In production, deploy the MCP server with a real cert and use the HTTPS URL directly.

Example prompts

  • "What commands can I send to dotQuant?"
  • "Configure a new IBKR broker account called 'Main Account'"
  • "Set up an indicator alert on AAPL to buy 10 shares at market"
  • "Submit a buy signal for ENI.BVME"

Development (local dotQuant instance)

# HTTP mode
MCP_TRANSPORT=http MCP_HTTP_PORT=3001 DOTQUANT_API_KEY=<key> DOTQUANT_TENANT_ID=<tenantId> DOTQUANT_BASE_URL=http://localhost:5173 npm run dev

# stdio mode
DOTQUANT_API_KEY=<key> DOTQUANT_TENANT_ID=<tenantId> DOTQUANT_BASE_URL=http://localhost:5173 npm run dev

Publishing to npm

The package is published as dotquant-mcp on the public npm registry.

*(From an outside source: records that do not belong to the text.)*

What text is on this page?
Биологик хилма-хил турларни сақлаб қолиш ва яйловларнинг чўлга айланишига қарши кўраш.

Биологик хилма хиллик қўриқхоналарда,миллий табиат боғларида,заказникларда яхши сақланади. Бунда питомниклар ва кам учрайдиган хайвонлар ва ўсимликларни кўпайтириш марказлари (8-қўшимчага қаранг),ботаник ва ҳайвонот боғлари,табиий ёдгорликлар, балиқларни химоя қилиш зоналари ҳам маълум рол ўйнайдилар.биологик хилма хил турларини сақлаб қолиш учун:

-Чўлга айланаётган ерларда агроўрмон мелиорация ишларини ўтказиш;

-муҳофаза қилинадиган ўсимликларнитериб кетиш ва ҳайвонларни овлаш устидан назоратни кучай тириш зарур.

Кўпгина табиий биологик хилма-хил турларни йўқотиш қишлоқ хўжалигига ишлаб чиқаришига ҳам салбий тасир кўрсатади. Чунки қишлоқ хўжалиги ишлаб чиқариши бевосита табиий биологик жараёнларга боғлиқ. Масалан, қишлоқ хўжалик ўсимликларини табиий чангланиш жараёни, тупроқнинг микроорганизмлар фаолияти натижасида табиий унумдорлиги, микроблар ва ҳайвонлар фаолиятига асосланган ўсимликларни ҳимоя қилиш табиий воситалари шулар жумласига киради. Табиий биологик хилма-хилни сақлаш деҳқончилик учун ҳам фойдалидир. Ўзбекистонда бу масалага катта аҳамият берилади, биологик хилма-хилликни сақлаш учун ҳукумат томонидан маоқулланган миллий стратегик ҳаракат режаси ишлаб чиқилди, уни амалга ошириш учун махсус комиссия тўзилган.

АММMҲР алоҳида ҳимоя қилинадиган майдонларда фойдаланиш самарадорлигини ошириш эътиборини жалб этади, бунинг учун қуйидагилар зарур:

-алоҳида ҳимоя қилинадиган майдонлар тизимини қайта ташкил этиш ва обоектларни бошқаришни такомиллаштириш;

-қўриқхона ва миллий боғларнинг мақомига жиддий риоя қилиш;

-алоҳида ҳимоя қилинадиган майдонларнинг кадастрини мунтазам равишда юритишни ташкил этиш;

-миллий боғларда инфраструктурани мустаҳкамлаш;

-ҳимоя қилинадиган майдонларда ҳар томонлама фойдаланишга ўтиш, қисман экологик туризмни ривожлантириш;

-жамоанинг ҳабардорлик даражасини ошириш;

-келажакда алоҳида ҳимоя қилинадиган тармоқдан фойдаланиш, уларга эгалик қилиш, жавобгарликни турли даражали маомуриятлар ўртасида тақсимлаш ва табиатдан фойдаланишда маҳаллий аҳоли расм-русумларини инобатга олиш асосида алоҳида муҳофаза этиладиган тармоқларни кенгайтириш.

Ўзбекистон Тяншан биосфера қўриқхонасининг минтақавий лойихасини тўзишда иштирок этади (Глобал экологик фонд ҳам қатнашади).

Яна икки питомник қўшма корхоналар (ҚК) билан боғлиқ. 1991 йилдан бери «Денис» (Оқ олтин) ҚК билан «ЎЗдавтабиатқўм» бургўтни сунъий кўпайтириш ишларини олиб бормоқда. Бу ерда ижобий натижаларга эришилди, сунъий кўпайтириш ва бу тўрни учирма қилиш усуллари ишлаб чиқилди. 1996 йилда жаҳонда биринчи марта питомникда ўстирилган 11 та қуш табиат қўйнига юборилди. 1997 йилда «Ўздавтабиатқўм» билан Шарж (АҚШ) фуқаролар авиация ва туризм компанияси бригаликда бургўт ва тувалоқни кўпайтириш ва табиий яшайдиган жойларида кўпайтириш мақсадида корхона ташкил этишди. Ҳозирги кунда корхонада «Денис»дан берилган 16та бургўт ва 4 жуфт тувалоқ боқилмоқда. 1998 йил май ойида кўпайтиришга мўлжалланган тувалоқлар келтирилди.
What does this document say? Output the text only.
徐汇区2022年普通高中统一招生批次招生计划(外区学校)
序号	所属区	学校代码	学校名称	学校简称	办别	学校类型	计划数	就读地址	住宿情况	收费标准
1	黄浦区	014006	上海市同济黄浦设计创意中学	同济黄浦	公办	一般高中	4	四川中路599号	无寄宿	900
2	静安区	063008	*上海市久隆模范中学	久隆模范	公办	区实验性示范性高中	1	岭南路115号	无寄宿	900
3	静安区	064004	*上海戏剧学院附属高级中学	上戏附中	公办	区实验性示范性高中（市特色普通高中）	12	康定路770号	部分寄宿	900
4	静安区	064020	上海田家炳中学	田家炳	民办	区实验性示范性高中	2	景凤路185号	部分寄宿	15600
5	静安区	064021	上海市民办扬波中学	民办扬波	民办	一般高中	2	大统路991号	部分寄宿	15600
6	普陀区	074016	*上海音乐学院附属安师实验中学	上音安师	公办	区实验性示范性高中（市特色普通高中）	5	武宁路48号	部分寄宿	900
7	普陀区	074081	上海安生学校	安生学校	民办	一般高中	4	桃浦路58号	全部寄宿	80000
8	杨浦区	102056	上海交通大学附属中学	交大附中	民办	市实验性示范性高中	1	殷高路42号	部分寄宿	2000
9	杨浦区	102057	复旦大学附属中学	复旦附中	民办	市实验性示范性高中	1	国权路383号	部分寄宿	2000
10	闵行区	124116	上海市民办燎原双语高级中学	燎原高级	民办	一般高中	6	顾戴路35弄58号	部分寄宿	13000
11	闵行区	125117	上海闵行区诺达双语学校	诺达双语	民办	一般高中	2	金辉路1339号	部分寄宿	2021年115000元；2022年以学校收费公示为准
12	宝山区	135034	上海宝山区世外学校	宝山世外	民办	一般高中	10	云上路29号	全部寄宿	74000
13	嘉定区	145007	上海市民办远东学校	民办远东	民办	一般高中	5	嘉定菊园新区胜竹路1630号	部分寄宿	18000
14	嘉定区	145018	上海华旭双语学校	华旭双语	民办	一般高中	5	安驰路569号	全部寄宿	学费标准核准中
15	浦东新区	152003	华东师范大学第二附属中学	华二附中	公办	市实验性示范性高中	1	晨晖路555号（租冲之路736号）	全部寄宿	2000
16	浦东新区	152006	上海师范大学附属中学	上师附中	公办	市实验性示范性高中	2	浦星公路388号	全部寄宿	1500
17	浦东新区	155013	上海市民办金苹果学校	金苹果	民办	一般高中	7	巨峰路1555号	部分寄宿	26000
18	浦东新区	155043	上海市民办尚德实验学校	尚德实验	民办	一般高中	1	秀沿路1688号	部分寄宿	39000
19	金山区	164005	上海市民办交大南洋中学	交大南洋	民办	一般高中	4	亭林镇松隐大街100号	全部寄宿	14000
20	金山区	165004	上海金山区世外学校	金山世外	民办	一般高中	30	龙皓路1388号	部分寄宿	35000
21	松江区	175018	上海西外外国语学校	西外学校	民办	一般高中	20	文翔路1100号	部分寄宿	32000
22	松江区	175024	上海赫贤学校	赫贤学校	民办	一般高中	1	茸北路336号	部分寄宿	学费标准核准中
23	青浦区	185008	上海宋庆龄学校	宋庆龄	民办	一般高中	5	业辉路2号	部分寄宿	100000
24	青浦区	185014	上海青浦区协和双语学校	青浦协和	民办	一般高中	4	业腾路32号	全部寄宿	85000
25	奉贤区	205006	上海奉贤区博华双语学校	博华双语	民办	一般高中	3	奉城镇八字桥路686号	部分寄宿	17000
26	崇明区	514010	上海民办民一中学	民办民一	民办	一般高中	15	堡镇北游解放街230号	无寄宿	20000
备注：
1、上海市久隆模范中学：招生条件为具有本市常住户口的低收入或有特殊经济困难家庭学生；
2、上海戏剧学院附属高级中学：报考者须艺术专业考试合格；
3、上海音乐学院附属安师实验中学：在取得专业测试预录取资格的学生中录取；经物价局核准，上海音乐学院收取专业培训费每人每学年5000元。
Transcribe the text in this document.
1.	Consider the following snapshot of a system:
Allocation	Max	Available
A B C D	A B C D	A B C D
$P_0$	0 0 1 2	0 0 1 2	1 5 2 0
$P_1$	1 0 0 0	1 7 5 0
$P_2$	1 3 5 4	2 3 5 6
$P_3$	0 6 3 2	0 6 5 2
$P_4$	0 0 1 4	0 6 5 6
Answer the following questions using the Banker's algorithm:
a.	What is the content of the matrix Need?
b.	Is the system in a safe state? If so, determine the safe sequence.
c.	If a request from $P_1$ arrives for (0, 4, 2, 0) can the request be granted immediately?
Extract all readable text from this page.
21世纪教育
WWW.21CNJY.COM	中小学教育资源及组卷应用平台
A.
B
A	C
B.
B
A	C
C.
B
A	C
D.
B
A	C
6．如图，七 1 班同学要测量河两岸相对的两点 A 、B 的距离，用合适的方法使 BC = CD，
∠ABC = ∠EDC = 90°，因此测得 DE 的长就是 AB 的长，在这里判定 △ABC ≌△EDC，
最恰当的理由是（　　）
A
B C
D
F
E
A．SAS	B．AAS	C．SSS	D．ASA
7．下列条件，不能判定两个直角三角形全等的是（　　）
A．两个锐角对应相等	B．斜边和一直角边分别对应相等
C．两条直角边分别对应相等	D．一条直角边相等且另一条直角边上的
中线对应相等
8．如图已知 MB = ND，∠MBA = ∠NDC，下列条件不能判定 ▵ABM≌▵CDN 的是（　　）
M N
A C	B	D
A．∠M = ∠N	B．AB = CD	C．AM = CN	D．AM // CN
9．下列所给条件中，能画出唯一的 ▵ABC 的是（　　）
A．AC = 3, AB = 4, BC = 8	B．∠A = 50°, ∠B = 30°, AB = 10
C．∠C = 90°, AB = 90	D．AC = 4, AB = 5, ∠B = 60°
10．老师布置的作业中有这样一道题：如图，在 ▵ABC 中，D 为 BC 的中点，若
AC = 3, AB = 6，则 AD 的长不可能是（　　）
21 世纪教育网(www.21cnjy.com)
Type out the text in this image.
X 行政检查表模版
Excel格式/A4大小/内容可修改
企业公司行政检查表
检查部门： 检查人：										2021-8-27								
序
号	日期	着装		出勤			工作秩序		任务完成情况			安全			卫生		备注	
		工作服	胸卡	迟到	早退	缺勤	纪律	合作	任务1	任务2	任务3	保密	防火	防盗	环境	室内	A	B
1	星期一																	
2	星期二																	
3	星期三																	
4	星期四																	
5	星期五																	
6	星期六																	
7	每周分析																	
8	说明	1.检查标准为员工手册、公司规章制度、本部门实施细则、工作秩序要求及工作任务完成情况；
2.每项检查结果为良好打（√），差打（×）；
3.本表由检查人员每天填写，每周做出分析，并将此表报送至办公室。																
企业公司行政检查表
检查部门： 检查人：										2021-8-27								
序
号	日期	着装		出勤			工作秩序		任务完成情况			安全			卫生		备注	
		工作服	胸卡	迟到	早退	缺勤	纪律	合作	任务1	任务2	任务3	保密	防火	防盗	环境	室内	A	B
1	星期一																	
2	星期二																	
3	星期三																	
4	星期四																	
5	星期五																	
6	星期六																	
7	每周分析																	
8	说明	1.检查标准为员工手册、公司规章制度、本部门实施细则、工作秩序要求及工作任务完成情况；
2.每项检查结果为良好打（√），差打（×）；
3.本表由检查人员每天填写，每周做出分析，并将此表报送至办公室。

Steps to publish a new version

  1. Bump the version in package.json:

    npm version patch   # 1.0.0 → 1.0.1  (bug fixes)
    npm version minor   # 1.0.0 → 1.1.0  (new features, backward-compatible)
    npm version major   # 1.0.0 → 2.0.0  (breaking changes)

    This updates package.json and creates a git tag automatically.

  2. Build the TypeScript output:

    npm run build
  3. Fix any package.json issues (run once after each version bump — npm can auto-correct things like bin paths):

    npm pkg fix
  4. Log in to npm (first time or if your token has expired):

    npm login
  5. Publish using your granular access token (bypasses 2FA):

    npm publish --access public --//registry.npmjs.org/:_authToken=<your-token>

    To generate a token: npmjs.com → avatar → Access TokensGranular Access Token → enable "Allow publishing without 2FA" → set Read and write on dotquant-mcp.